La victoire des Japonais était surtout due à la surprise, surprise qui non seulement empêcha les Américains d'employer efficacement leurs moyens de combat, aviation et artillerie antiaérienne, mais aussi leurs moyens de défense passive. À bord des bâtiments les services de sécurité n'eurent pas le temps de prendre à l'avance les dispositions qui permettent de limiter les dommages. On vit, par la suite, et on avait vu antérieurement, des bâtiments de ligne aussi sévèrement' touchés que le furent l'Oklahoma et le California rester à flot parce que les moyens de combattre les voies d'eau et l'incendie purent entrer en action sans délai. Quelle qu'ait été la rapidité des Américains pour rallier leurs postes de combat, ils avaient perdu les premières minutes souvent décisives dans les batailles aéronavales.
Si du côté japonais la surprise fut le facteur essentiel du succès, il faut reconnaître que l'entreprise bien conçue et minutieusement préparée fut conduite avec une décision et une audace admirables.
Les Américains rendirent sportivement hommage au sang-froid, à l'adresse et aussi à l'esprit d'initiative des aviateurs japonais, esprit d'initiative qui se manifesta notamment de façon remarquable lorsque plusieurs avions se détachèrent de leurs groupes pour attaquer le « Nevada n en manoeuvre. Aujourd'hui encore, les Américains admettent qu'ils n'ont jamais rencontré, au cours de la guerre, d'aviateurs japonais supérieurs à ceux qui combattirent à Pearl Harbor.
Les Japonais furent servis aussi par la chance. Il eût suffi d'un grain de sable pour que le mécanisme si bien monté de cette opération difficile fût détraqué ; par exemple la rencontre par l'escadre Yamamoto d'un avion ou d'un bâtiment américain en patrouille. Nous avons vu plus haut quel concours de circonstances extraordinaires empêcha les Américains d'être alertés à l'avance.
Au cours de la bataille, des deux côtés, l'acharnement et le courage furent égaux.
Dans l'adversité, l'Amérique put du moins admirer l'héroïsme et l'énergie de ses équipages. C'était là non seulement une atténuation à l'amertume de la défaite mais aussi la promesse et la certitude des victoires futures.
CHAPITRE V
SUITES ET CONSÉQUENCES DE LA BATAILLE
L'escadre japonaise victorieuse s'évanouit comme elle était venue, sans que les Américains aient réussi à repérer ses mouvements.

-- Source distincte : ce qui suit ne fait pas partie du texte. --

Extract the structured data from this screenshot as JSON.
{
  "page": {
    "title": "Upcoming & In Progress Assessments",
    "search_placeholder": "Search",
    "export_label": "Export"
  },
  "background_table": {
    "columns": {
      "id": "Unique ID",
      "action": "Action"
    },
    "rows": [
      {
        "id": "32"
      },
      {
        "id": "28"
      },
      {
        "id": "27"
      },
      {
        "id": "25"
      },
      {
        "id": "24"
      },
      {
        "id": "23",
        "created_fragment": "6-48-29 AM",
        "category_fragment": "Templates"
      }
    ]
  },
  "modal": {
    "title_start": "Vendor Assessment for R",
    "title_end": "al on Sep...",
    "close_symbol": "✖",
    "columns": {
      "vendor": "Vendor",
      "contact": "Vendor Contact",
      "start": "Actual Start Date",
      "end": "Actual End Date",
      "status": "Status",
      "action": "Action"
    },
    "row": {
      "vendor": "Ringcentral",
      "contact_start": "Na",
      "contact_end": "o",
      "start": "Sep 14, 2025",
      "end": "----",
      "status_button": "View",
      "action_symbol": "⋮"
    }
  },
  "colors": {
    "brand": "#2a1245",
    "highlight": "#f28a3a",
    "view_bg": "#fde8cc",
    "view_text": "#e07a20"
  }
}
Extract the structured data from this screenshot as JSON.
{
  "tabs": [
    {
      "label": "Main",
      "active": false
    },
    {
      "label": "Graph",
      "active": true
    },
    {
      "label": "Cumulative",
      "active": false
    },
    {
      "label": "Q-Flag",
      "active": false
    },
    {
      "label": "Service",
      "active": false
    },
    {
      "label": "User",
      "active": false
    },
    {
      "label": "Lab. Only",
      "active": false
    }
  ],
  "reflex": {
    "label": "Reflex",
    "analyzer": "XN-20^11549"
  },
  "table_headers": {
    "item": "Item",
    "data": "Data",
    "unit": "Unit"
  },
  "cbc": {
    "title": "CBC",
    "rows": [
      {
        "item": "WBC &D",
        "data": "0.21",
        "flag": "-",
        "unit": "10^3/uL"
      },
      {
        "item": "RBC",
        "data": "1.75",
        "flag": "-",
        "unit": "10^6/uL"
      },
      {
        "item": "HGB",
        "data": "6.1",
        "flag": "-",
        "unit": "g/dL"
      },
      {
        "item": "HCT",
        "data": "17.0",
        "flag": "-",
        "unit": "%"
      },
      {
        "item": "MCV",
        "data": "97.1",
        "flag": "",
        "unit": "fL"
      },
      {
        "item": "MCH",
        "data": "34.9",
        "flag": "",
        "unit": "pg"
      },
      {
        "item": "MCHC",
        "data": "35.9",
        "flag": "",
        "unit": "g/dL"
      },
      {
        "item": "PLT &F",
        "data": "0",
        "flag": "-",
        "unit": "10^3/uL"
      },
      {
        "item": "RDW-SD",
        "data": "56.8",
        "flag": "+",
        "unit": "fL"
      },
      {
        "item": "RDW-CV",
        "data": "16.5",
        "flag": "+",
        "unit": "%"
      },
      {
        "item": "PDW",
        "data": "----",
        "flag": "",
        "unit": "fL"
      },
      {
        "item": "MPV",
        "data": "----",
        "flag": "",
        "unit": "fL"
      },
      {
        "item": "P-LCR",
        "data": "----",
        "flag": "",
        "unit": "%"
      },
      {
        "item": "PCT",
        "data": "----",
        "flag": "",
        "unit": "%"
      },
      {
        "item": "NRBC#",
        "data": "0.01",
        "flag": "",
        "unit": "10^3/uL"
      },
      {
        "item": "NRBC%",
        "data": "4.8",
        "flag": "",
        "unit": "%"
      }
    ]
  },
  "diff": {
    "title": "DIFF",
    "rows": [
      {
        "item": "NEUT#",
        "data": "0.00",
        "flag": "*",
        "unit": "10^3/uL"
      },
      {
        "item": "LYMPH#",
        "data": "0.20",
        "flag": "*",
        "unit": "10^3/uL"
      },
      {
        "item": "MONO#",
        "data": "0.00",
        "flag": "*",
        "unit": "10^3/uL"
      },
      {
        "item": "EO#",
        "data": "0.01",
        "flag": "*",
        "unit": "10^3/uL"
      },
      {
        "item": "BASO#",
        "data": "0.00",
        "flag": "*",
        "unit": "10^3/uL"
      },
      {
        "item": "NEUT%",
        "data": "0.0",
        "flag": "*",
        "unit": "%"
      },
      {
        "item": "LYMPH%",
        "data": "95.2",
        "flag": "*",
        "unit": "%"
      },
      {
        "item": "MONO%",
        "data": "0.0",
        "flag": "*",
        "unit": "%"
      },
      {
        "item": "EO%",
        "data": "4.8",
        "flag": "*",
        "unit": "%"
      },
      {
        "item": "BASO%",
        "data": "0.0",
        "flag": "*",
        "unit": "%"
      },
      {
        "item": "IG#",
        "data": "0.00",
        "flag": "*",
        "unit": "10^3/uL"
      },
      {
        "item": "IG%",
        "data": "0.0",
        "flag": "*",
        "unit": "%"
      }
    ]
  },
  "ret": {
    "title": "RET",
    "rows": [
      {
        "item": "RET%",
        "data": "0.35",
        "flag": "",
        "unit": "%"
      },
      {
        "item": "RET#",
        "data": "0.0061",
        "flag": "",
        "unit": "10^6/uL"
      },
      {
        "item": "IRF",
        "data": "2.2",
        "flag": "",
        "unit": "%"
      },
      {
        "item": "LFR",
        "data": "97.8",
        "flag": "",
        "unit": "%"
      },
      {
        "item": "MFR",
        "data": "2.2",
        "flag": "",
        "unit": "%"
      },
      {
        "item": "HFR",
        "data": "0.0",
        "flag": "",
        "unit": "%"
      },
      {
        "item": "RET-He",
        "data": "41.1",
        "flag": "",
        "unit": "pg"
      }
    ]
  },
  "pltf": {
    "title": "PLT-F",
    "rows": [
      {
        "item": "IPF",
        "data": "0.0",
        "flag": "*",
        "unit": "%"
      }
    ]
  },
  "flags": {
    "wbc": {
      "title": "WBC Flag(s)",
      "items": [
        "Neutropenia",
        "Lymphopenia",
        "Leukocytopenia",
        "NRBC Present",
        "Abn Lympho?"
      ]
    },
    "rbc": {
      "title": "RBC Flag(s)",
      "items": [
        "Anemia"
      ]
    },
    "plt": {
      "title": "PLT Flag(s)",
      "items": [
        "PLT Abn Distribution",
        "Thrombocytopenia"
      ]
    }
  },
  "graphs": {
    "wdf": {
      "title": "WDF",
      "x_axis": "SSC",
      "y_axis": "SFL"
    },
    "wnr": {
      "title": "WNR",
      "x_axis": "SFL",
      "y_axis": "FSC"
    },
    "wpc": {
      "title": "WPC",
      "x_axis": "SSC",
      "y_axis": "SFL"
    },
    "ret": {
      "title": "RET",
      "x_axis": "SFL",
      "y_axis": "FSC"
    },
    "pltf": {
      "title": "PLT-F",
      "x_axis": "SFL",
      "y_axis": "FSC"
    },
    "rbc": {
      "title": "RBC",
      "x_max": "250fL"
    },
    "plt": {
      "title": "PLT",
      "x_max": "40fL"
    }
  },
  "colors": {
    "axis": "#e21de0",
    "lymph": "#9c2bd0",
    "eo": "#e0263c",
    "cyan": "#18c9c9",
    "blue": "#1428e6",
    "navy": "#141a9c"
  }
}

Leur commandement naval fut induit en erreur par des renseignements inexacts ou incomplets. Il savait que la présence de forces japonaises importantes avait été signalée fin novembre dans les îles Marshall. Par ailleurs nous avons vu que des avions de l'Enterprise étaient arrivés à Pearl Harbor au cours de la bataille. Un des pilotes suivit un groupe japonais qui se retirait sur Barbers Point et qui de là fit route au large vers l'ouest. Les Japonais avaient sans doute des instructions pour ne pas rallier directement leur escadre.

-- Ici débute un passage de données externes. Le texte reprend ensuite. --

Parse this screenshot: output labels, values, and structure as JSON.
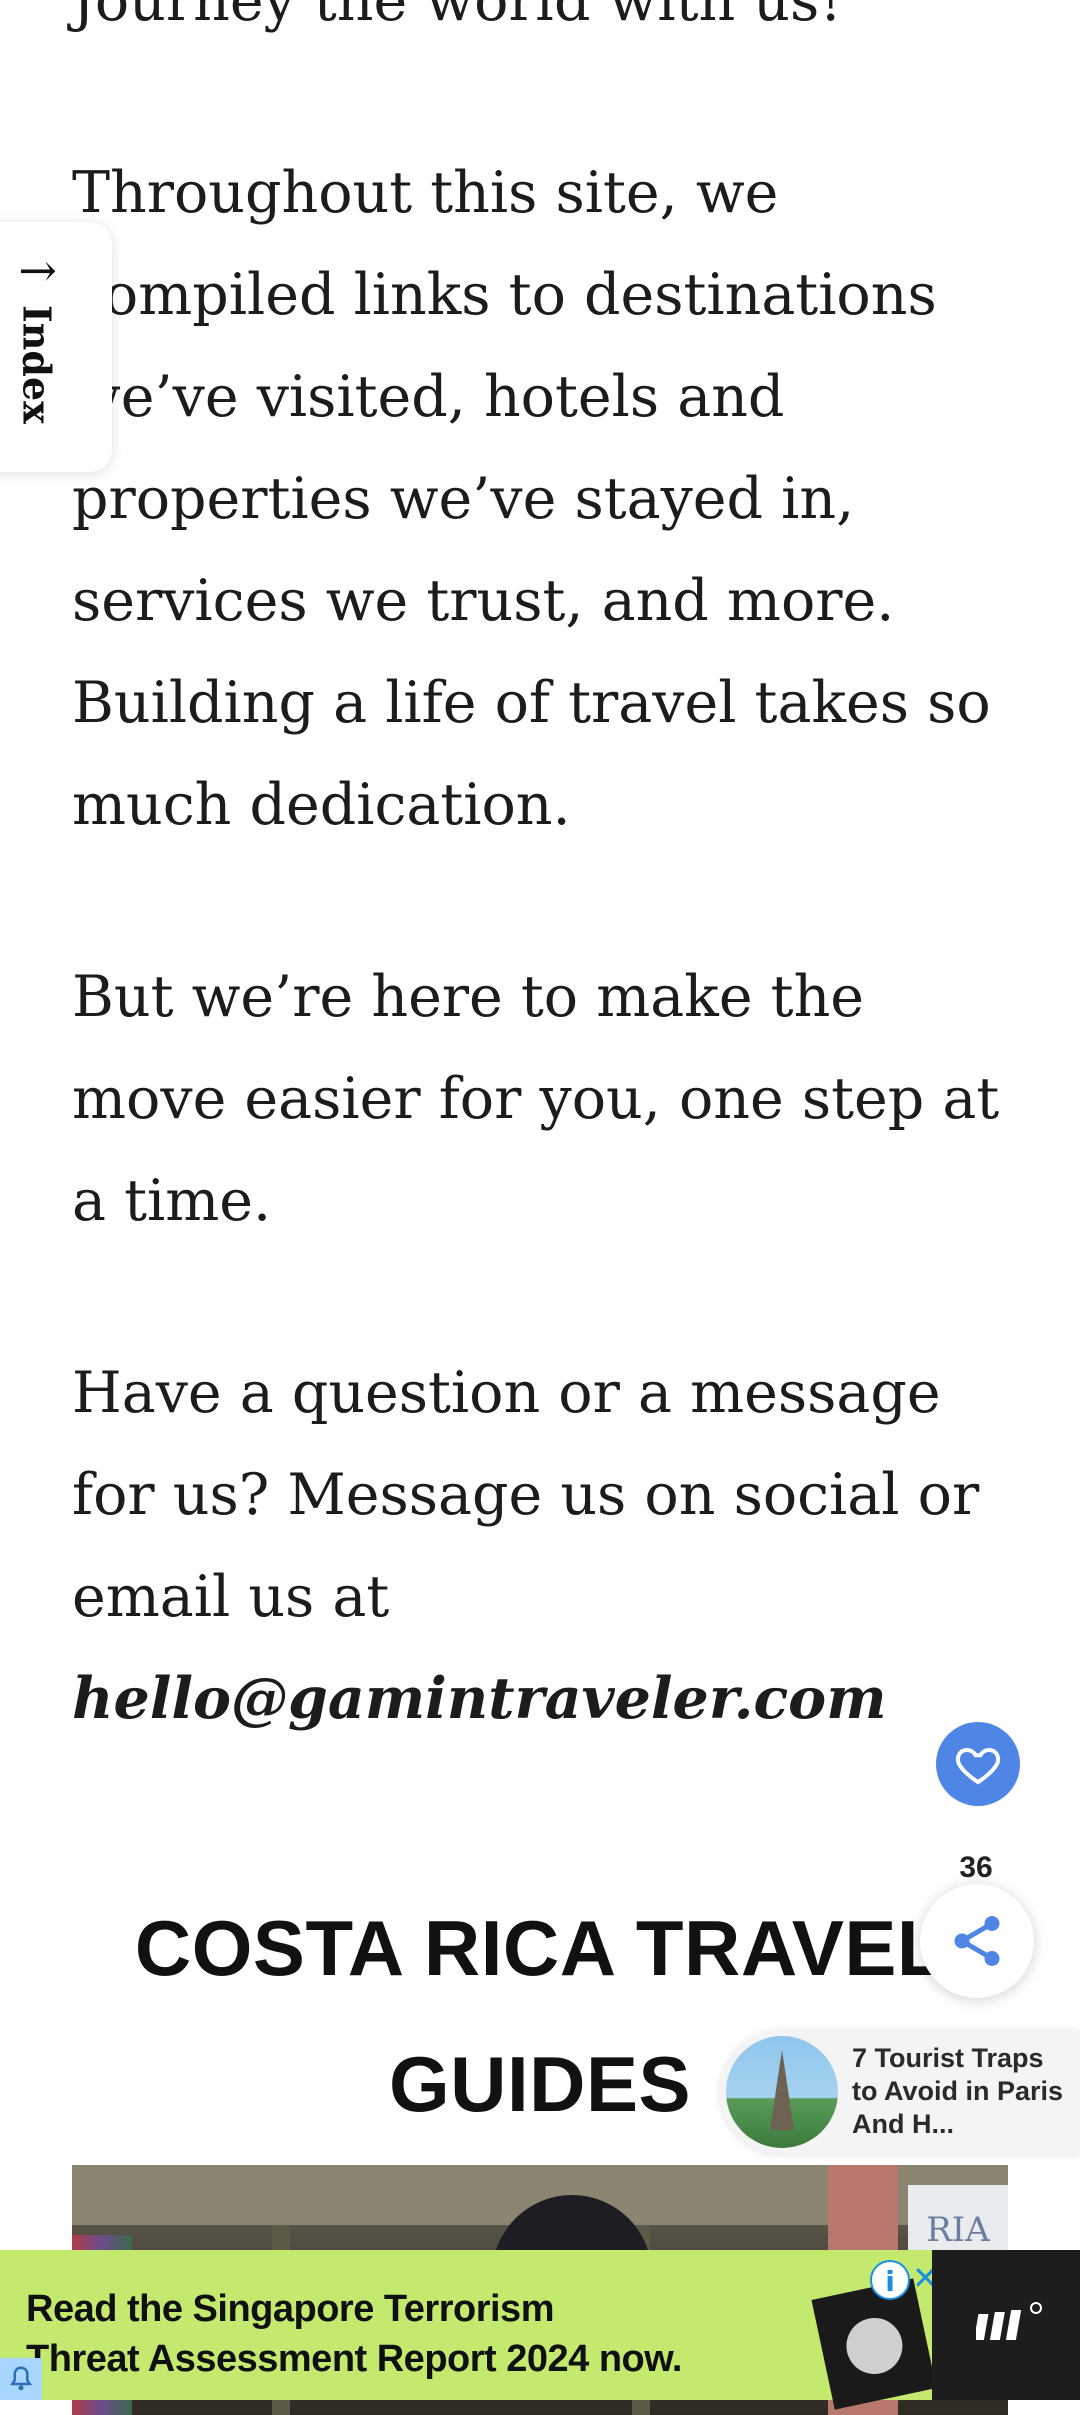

Le pilote américain rentra à sa base pour préciser verbalement les indications qu'il avait obtenues. Un autre renseignement parvint au quartier général du Pacifique signalant la présence d'un porte-avion japonais dans le sud-ouest d'Oahu. Cette nouvelle était complètement fausse.
Les radars avaient bien suivi des avions japonais en repli vers le nord, mais le fait ne fut porté à la connaissance de l'amiral Kimmel que le 9 décembre. Ce retard n'est pas surprenant : les services étaient désorganisés, on était un peu groggy dans l'île.

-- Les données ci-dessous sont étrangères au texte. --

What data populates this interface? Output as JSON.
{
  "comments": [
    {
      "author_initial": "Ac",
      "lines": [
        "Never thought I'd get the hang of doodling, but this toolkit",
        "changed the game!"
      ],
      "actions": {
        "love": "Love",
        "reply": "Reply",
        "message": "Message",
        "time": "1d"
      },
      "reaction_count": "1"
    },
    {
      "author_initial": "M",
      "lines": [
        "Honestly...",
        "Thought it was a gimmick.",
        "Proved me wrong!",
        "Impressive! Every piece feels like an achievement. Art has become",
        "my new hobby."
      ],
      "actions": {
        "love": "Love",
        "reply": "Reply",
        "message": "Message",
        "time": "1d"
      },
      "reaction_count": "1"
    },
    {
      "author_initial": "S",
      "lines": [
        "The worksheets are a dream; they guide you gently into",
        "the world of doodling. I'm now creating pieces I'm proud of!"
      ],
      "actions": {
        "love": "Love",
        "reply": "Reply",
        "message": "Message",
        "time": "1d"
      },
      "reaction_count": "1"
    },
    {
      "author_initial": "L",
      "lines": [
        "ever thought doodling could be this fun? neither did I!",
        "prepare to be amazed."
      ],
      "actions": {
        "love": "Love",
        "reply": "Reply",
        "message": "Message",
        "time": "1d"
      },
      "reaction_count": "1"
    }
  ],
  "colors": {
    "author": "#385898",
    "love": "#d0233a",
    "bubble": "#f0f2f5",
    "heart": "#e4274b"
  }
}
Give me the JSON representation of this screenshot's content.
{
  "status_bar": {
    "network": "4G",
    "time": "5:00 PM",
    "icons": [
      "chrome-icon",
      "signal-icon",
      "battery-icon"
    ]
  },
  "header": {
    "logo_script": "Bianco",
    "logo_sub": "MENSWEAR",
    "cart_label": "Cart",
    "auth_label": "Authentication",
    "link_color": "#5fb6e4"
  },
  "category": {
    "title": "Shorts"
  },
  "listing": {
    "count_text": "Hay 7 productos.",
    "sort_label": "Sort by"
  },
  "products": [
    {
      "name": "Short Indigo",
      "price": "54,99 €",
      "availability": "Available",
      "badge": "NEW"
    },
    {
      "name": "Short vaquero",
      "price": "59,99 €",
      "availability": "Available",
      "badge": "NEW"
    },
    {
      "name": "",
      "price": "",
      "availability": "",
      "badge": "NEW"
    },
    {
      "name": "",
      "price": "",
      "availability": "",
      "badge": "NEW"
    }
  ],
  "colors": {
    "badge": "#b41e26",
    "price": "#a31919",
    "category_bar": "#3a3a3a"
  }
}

L'ensemble des renseignements que possédait le commandant en chef lui donna l'impression que les Japonais se retiraient vers les Marshall. De Pearl, une quarantaine de bombardiers américains, échappés au désastre ou rapidement réparés, entreprirent une exploration vers l'ouest.
Par ailleurs, l'amiral Kimmel adressa au Lexington le signal suivant : Interceptez et détruisez l'ennemi ; nous croyons qu'il se retire sur la ligne Pearl-Jaluit ; Interceptez et détruisez. L'amiral Newton qui commandait le groupe Lexington déploya donc ses navires et ses avions sur un axe orienté sud-ouest.
En outre, dès réception du signal Raid d'avions sur Pearl Harbor l'amiral Halsey, à bord de l'Enterprise avait envoyé en exploration un groupe d'avions dans l'ouest de Pearl Harbor.
Au retour de ce groupe, qui n'avait rien découvert, il détacha dans l'après-midi une force composée d'avions torpilleurs et d'avions de chasse qui poursuivirent très tard leurs recherches et revinrent, sans avoir rien trouvé, atterrir de nuit sur le porte-avions; le surlendemain, les équipages de l'amiral Halsey rentraient au mouillage de Pearl où les attendait le plus désolant spectacle qui pût s'offrir à eux, celui de l'escadre cuirassée qu'ils avaient laissée quelques jours auparavant dans tout l'éclat de sa force et' qu'ils retrouvaient presque réduite à l'état d'épave. Certains témoins nous ont laissé leurs impressions : L'escadre du Pacifique était sur les genoux... à terre des hommes exténués nous regardaient d'un air morne, certains nous criaient avec dérision où étiez-vous pendant la bataille ? ... à Ford Island, l'odeur était violente ; mélangée à l'odeur des lambeaux de matériel fumant, on sentait celle des chairs grillées et du mazout en feu... toute la rade était recouverte d'un manteau de fumée.
Le groupe Lexington arrêta à son tour ses recherches infructueuses. Peut-être est-il préférable pour les Américains que l'escadre de l'amiral Yamamoto n'ait pas été découverte. La balance des forces était telle à ce moment qu'une nouvelle rencontre eût vraisemblablement entraîné un nouvel échec pour les forces américaines démunies de cuirassés et qui n'auraient pu se concentrer avant d'aller au combat.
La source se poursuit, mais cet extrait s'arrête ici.